Ces sociétés bénéficient de divers avantages dont l’accès à des lots de terrains industriels et des facilités comme un accès plus facile aux crédits bancaires. Les secteurs les plus juteux de l’économie comme certaines activités d’importation soumises à des quotas ou à des agréments leur étaient réservées.

Cela constituait des obstacles majeurs aux nouveaux venus pour entrer sur le marché toujours selon les conclusions de la Banque mondiale.

Cela a engendré également une lenteur des gains de productivité dans les entreprises, vu que c’est la concurrence qui est à l’origine de l’amélioration de la productivité.

Ce sont les politiques publiques qui sont responsables de la situation. Par exemple l’administration qui refuse d’octroyer des agréments pour l’implantation d’hypermarchés constitue un obstacle à la croissance, car il s’agit d’un secteur porteur qui crée des emplois et tire la croissance industrielle.

Quelles solutions pour promouvoir l’emploi ?  

Alors que faut-il faire pour promouvoir l’emploi dans notre pays ? Quelles sont les entreprises et les secteurs d’activité qui tirent vers le haut les recrutements ?

D’après la Banque mondiale, il faudrait réviser les lois qui régissent le marché de l’emploi pour y apporter des assouplissements relatifs aux effectifs de travailleurs.

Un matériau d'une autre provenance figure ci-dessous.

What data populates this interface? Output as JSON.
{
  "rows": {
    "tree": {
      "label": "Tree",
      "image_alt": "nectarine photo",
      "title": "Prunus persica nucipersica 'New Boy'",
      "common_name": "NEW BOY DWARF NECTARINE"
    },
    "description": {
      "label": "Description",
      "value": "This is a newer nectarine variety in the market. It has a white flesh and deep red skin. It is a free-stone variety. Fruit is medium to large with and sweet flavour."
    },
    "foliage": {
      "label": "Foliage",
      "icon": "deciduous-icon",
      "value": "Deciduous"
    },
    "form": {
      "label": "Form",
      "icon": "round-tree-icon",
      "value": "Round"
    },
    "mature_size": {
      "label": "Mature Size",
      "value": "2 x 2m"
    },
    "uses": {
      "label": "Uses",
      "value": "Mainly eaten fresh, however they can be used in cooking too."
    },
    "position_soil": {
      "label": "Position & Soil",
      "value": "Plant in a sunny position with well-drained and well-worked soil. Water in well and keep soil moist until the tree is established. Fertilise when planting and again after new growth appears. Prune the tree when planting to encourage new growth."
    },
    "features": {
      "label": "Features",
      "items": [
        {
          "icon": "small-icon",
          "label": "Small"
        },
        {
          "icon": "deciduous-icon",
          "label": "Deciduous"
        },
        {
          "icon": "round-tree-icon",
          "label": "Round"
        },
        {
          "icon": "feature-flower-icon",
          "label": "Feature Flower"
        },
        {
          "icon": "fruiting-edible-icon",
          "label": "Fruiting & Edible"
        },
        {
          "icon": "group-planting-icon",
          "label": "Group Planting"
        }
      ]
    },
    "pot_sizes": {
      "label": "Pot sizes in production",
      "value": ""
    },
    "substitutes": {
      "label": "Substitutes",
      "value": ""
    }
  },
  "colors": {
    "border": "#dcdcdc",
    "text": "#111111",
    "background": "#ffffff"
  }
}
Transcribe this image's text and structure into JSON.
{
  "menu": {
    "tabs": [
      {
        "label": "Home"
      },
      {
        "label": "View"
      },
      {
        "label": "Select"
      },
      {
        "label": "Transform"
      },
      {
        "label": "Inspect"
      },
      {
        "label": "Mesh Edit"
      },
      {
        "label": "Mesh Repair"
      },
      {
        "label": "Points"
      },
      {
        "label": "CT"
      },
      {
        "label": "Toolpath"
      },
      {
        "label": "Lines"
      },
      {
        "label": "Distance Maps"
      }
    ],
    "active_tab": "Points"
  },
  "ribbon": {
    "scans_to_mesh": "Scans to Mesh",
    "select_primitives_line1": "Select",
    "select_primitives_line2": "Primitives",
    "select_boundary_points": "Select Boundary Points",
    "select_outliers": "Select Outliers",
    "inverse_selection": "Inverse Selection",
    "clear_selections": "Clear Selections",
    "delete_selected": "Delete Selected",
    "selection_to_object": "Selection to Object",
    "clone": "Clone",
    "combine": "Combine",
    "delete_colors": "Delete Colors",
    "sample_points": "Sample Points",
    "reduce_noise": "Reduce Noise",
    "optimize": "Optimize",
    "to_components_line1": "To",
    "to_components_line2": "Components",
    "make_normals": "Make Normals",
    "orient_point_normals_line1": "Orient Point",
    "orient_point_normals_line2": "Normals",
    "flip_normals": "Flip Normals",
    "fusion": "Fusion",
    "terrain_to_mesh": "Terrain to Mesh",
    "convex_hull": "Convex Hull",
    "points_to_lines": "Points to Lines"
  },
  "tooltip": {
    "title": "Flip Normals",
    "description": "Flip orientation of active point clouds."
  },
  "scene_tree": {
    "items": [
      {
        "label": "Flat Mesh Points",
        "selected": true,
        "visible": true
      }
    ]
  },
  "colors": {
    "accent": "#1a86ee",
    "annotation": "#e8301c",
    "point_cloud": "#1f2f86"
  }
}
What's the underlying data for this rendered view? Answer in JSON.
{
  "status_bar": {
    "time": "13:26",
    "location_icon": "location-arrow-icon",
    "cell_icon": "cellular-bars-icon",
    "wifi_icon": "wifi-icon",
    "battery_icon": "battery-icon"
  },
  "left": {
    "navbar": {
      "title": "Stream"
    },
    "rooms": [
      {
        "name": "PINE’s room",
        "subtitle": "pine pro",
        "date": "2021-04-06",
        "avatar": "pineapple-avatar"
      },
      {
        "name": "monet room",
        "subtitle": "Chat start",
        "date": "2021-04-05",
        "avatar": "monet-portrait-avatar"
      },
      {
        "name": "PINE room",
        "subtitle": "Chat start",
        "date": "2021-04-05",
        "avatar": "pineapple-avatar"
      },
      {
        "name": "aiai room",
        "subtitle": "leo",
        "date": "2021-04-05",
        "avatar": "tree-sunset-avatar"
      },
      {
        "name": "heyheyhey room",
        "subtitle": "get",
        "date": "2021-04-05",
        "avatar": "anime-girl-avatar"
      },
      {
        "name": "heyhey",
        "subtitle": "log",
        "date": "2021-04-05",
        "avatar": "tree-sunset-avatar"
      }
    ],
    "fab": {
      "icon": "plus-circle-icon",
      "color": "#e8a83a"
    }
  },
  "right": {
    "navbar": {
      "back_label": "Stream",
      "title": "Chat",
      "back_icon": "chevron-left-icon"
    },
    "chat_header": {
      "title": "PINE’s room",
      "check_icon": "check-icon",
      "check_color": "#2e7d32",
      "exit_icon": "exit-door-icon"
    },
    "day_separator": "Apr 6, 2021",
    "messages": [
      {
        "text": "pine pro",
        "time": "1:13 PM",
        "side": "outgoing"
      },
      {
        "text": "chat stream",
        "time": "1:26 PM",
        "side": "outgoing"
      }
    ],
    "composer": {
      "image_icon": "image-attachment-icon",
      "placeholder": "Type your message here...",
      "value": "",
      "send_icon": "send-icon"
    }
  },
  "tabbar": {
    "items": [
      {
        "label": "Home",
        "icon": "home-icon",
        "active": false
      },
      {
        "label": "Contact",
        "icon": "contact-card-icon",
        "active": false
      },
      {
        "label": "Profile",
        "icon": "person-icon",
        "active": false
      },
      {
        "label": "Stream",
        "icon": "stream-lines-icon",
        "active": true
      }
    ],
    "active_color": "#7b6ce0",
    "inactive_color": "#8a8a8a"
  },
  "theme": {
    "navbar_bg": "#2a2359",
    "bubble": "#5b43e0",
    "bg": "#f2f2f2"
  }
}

Il faudrait surtout abolir les privilèges accordés aux entreprises politiquement connectées qui empêchent la concurrence d’émerger et aux nouvelles entreprises de s’imposer sur le marché.

Parmi ces privilèges on peut citer les quotas d’importation accordés aux uns et non aux autres, l’accès au crédit bancaire, les agréments et les autorisations accordées par les administrations sur présentation de dossiers…

Il y a également l’accès aux lots de terrains à usage industriel situés dans des sites stratégiques. L’administration, qui se substitue parfois au pouvoir politique dispose d’un pouvoir discrétionnaire important pour favoriser les uns et faire obstacle aux autres. Les politiques publiques doivent accorder une égalité de chances et un traitement égalitaire pour toutes les entreprises.

Il y a également un climat des affaires à instaurer : favorable et incitatif à l’investissement.